The Washington Free Beacon, an online newspaper covering government and politics, published a story on a Navy Inspector General report on Monday, and I’m not sure which is worse: the cyber vulnerability in a piece of mobile mapping software developed by the Naval Air Weapons Station China Lake, the retaliation of supervisors there against an employee who discovered the vulnerability, or the blatant acronym abuse necessary to name a mobile app KILSWITCH.
For the record, KILSWITCH is short for the tortured “Kinetic Integrated Low-cost Software Integrated Tactical Combat Handheld.” I swear if I ever meet the soulless minion who came up with that name just so he could name an app after his favorite metalcore band, I’ll punch him square in the mouth.
What is kilswitch?
KILSWITCH is a good idea with a bad name… and a security problem. It provides Marines with digital maps and satellite images on a handheld device without connecting to a mapping server. A 2015 Engadget article claimed the app allows Joint Terminal Attack Controllers—the men who guide fighter jets to ground targets in support of troops in contact—to call the aircraft in four minutes, versus the 30 minutes that using a map and a radio would require.
(On a personal note, all good soldiers mock the Air Force, but love JTACS. No one ever said anything more comforting to me during my two tours in Afghanistan than the JTAC who came down off the roof of a building to announce that “Bone 21 is on-station with eight JDAMS aboard.” Translation: “a B-1 bomber was nearby and prepared to drop as many as eight 500-pound GPS-guided bombs where ever we needed it to put them.”)
Here’s where kilswitch went off the map
Had the KILSWITCH software stayed confined to government-owned Android devices that do not connect to cellular or civilian WiFi networks, perhaps things would have been okay. But the app was available through the National Geospatial-Intelligence Agency’s “GEOINT App Store.”
This meant that Marines (and service members from other services, no doubt) were downloading the app to their personal phones as a convenient way to use it. After all, in this connected age, no Soldier or Marine goes to the field without his or her personal electronic device (or devices). It’s so pervasive that I’ve heard soldiers joke about it in their PACE plans.
PACE stands for primary, alternate, contingency, and emergency means of communication. A typical pace plan for an Army unit would be, “P: encrypted FM radio; A: encrypted satellite radio; C: satellite telephone; E: courier. Some have said a modern, realistic PACE plan would be more like, “P: text message; A: WhatsApp; C: Facebook Messenger; E: cellphone call.” It’s poor training and a bad habit to develop, but it is the reality we face today.
Although the app appears not to be available any longer, it is apparently enjoyed widespread distribution until recently. After all, it did what it was supposed to do. And that popularity and utility is likely the reason for the whistleblower retaliation.
REtaliating against the whistleblower
In the civilian world, Anthony Kim is a program analyst at China Lake’s Weapons Division, the office that developed the app. In the military, he’s an air liaison officer and JTAC in the Washington Air National Guard. He perviously served for 26 combined years in the Navy as a JTAC and pilot.
When he alerted his supervisors at China Lake that the KILSWITCH app, and its companion Android Precision Assault Strike Suite, or APASS, they reduced his pay. He then alerted “senior officials” in the Pentagon, and ultimately, the Office of Special Counsel, who referred the case to the Navy IG. When the IG agreed that Kim’s assessment was correct, he lost his security clearance.
Clearly, his truthful reporting bothered the people who were basking in the light of the app’s apparent success.
Kim is represented by my fellow ClearanceJobs contributor, security clearance attorney Sean Bigley.

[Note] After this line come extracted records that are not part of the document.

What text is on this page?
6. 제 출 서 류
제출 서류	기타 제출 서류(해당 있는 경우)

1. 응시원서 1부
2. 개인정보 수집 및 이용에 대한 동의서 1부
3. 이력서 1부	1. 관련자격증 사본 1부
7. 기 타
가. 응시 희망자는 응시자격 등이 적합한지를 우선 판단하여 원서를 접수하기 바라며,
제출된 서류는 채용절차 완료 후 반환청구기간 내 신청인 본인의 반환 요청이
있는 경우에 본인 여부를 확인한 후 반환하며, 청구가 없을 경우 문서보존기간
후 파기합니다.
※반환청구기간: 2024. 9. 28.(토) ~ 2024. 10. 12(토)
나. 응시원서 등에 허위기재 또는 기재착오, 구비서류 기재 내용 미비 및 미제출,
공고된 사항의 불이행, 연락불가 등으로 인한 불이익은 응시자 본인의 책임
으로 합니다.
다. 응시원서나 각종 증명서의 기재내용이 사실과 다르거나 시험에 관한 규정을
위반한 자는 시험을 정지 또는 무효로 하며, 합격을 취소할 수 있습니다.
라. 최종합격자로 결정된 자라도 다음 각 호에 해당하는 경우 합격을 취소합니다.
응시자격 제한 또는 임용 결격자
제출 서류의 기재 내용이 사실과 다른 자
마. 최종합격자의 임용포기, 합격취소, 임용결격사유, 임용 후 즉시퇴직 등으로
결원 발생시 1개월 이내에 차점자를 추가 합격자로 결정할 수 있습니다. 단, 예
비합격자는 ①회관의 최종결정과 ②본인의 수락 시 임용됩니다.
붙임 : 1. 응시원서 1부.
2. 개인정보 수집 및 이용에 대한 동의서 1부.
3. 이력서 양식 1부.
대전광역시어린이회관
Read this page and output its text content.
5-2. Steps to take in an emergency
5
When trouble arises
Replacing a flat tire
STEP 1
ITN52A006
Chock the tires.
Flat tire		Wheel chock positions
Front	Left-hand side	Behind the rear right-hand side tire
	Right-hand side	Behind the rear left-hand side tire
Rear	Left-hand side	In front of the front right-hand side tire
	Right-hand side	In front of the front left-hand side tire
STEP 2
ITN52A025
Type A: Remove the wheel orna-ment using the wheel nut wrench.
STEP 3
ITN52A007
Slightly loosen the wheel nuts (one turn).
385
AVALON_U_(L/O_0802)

Like another of Sean’s clients I have written about, Office of Net Assessment employee Adam Lovinger, Kim blew the whistle by-the-book, yet still faced consequences at his job. This practice must end.
I’m not sure what perverse incentive the bosses at China Lake had for keeping a security vulnerability under wraps and punishing the person who was trying to get it fixed, but that kind of incentive, and the behavior it promotes, must stop. Cybersecurity, indeed good government overall, requires honest assessment of faults and weaknesses in order to fix them and prevent serious damage.
By (metaphorically) shooting the messenger, we’re choosing to overlook vulnerabilities that, rather than serve deployed forces, expose them to greater risk. Navy leadership handing out some severe punishments for the responsible parties at China Lake would send exactly the right message.
You’ll pardon me for not holding my breath, though.